Now Lasorda is exactly right about this. I've only heard one other guy in sports dare to make this kind of statement, Jerry Colangelo who owns the Phoenix Suns, who has said the very same thing. And it is nothing but pure logic. If you make the choice to grab a substance, put it in your nose or in your veins, that's going to cause you trouble--maybe kill you. That's not society doing it to you. That's not the rigors and pressures doing it to you. That's you doing it. Whether it's a weakness or whatever else, it still is a personal choice that those people--and we lionize these people. They get cured and everyb--Oh, what a great person he is! Look at the strength he used to overcome all this.' We're just creating role models out of the wrong people in this society and here are two examples to prove it.
We'll be back with more after this.
This is from Limbaugh's radio show, October 5, 1995
But here is the real nuts and bolts of this that everybody's going to focus on and misread, I believe. Blacks make up 12 percent of the United States' population. They constitute 13 percent of all monthly drug users, according to this same report. However, black males in their 20s represent 35 percent of those arrested for drug possession, 55 percent of those convicted for drug possession and 74 percent of those sentenced to prison for drug possession.

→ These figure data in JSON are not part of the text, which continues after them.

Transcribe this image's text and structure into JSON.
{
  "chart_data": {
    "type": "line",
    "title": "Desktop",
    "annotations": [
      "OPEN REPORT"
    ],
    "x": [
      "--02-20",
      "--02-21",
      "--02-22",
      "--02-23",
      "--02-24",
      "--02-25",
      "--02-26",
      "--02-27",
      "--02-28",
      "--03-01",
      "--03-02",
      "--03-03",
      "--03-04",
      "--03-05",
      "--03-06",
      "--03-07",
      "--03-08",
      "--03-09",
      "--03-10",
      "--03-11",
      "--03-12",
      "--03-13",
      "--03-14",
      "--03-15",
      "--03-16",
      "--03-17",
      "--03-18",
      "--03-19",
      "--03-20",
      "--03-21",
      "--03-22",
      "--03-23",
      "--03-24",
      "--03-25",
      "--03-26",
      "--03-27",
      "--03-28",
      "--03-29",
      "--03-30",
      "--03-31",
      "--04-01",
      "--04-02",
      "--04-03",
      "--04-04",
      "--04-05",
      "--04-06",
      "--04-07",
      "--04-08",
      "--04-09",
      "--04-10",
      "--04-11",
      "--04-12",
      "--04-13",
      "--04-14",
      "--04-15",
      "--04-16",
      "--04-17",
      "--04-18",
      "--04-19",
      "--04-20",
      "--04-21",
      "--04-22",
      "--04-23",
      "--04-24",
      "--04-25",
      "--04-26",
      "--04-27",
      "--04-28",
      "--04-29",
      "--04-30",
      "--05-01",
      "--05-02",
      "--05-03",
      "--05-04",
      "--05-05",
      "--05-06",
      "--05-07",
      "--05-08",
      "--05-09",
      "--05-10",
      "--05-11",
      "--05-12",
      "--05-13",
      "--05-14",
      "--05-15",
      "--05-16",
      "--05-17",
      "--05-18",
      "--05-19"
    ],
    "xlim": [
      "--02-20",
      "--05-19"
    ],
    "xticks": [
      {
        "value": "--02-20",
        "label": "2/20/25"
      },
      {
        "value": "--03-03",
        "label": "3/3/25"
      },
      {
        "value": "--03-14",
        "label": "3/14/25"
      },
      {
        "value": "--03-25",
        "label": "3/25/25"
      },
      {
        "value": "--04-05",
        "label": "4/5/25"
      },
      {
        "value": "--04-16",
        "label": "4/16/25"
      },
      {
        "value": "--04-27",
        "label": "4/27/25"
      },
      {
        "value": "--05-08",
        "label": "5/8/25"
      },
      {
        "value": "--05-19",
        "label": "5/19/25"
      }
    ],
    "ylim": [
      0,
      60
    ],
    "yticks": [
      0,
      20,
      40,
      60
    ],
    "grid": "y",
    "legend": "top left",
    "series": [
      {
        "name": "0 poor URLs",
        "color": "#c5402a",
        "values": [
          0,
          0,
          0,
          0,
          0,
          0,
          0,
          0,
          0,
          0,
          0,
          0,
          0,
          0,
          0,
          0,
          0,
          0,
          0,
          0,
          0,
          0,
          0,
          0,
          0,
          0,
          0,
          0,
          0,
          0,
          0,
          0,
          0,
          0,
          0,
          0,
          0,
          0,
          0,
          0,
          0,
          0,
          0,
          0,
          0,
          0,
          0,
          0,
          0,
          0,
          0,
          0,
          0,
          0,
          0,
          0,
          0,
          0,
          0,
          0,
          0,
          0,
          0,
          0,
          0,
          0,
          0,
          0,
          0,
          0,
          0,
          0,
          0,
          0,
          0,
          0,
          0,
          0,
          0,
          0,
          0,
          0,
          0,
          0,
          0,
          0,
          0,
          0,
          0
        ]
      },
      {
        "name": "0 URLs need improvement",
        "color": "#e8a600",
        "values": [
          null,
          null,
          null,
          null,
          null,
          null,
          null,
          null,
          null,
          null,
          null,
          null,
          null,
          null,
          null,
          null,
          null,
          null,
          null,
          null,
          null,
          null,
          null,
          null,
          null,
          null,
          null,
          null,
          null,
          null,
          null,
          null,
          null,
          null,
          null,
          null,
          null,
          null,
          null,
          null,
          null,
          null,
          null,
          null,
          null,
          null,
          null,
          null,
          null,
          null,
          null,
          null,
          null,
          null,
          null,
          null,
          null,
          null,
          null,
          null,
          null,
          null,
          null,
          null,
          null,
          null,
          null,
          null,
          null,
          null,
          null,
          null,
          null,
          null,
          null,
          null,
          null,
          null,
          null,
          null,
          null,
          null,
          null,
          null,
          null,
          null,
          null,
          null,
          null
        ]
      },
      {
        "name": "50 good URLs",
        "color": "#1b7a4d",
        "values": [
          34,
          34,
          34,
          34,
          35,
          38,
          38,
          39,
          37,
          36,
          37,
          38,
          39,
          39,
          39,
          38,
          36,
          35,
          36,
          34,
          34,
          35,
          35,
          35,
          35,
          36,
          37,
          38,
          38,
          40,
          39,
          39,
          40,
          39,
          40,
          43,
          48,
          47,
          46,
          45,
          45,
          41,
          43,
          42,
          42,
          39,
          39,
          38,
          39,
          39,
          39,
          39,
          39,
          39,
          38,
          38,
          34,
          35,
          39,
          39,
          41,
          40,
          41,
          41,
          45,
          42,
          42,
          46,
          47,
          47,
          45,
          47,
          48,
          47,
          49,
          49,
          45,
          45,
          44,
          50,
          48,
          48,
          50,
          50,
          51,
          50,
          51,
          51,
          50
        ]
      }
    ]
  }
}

Now people are going to sit there and say, This proves that America's racist. This proves that cops target blacks unfairly and put them in jail unfairly. They got to be falsely accused. They've got to be falsely convicted. They got to be falsely imprisoned'--and this is supposed to prove to everybody that this is terribly wrong.
Now I think the proper way to look at this is the exact opposite. Let's all admit something: There's nothing good about drug use. We know it. It destroys individuals. It destroys families. Drug use destroys societies. Drug use, some might say, is destroying this country. And we have laws against selling drugs, pushing drugs, using drugs, importing drugs. And the laws are good because we know what happens to people in societies and neighborhoods which become consumed by them. And so if people are violating the law by doing drugs, they ought to be accused and they ought to be convicted and they ought to be sent up.
If you're a black living in the inner city--and--and I firmly believe that, no matter what your race, if you have children--or even if you don't--you don't want to be surrounded by drug infestation. You don't want your kids running around being tempted by the quick profits of drug sales or the quick high of drug use. And if the cops are in these neighborhoods and ridding these neighborhoods of these people, then that's good and you ought to be happy about it.
Rush Limbaugh also called Jerry Garcia "another dead drug addict."